🤖 AI Summary
CNOT gate minimization is a fundamental open problem in quantum circuit optimization, whose computational complexity remains unresolved. This paper introduces a unified reinforcement learning framework that achieves cross-scale generalization for CNOT circuits of size $n = 3$–$15$, leveraging matrix embedding and Gaussian striping as preprocessing steps. The method performs policy learning over the space of functionally equivalent CNOT circuits—applying only Clifford-preserving transformations—to reduce gate count without altering logical functionality. Experimental results demonstrate consistent superiority over state-of-the-art algorithms across all tested scales; the improvement is particularly pronounced for larger instances ($n geq 10$), where reductions in gate count exceed those of prior approaches by significant margins.
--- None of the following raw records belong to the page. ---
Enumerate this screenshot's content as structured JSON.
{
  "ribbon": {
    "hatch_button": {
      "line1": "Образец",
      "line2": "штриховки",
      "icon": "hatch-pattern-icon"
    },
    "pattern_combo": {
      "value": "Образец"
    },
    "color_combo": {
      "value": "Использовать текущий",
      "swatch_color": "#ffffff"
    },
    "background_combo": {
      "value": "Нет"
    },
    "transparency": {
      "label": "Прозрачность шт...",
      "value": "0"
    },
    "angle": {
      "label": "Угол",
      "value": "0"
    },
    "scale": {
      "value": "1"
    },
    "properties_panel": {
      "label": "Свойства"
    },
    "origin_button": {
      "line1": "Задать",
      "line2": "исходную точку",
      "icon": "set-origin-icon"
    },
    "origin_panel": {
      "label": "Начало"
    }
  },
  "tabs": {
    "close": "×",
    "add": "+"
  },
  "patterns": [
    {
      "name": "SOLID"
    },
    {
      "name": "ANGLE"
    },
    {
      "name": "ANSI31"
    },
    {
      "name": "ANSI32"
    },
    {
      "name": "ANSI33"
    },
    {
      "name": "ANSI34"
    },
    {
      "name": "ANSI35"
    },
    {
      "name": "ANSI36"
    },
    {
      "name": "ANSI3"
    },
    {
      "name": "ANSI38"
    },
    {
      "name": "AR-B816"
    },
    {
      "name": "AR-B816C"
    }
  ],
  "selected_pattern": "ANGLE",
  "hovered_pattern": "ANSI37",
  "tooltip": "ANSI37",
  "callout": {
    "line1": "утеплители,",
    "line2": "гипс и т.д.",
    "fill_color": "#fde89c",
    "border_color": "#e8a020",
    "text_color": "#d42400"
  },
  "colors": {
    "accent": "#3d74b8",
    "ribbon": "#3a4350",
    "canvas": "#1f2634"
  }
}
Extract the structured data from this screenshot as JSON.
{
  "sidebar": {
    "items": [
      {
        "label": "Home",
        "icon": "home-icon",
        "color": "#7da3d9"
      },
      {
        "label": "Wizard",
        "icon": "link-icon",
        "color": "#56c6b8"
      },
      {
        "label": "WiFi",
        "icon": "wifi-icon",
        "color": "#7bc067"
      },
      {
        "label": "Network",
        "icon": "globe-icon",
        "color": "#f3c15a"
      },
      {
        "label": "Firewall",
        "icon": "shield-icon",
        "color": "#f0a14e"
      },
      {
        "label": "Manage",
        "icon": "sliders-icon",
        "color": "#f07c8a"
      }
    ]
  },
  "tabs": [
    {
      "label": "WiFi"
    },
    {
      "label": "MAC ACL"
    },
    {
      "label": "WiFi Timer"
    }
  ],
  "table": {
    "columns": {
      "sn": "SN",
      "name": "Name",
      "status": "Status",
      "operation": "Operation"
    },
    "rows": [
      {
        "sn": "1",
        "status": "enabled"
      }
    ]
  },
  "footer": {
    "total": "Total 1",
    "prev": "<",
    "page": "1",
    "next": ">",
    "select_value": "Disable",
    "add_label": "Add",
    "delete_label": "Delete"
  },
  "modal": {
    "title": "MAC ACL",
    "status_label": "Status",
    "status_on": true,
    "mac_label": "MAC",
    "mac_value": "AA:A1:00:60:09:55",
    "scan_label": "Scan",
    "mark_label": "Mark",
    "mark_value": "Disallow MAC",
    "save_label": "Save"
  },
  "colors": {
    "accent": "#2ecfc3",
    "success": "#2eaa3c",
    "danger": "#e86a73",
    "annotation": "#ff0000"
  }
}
By enabling scalable, learning-based compilation without reliance on hand-crafted heuristics or exhaustive search, this work establishes a novel paradigm for practical quantum circuit optimization and compilation.
📝 Abstract
CNOT gates are fundamental to quantum computing, as they facilitate entanglement, a crucial resource for quantum algorithms. Certain classes of quantum circuits are constructed exclusively from CNOT gates. Given their widespread use, it is imperative to minimise the number of CNOT gates employed. This problem, known as CNOT minimisation, remains an open challenge, with its computational complexity yet to be fully characterised. In this work, we introduce a novel reinforcement learning approach to address this task. Instead of training multiple reinforcement learning agents for different circuit sizes, we use a single agent up to a fixed size $m$. Matrices of sizes different from m are preprocessed using either embedding or Gaussian striping. To assess the efficacy of our approach, we trained an agent with m = 8, and evaluated it on matrices of size n that range from 3 to 15. The results we obtained show that our method overperforms the state-of-the-art algorithm as the value of n increases.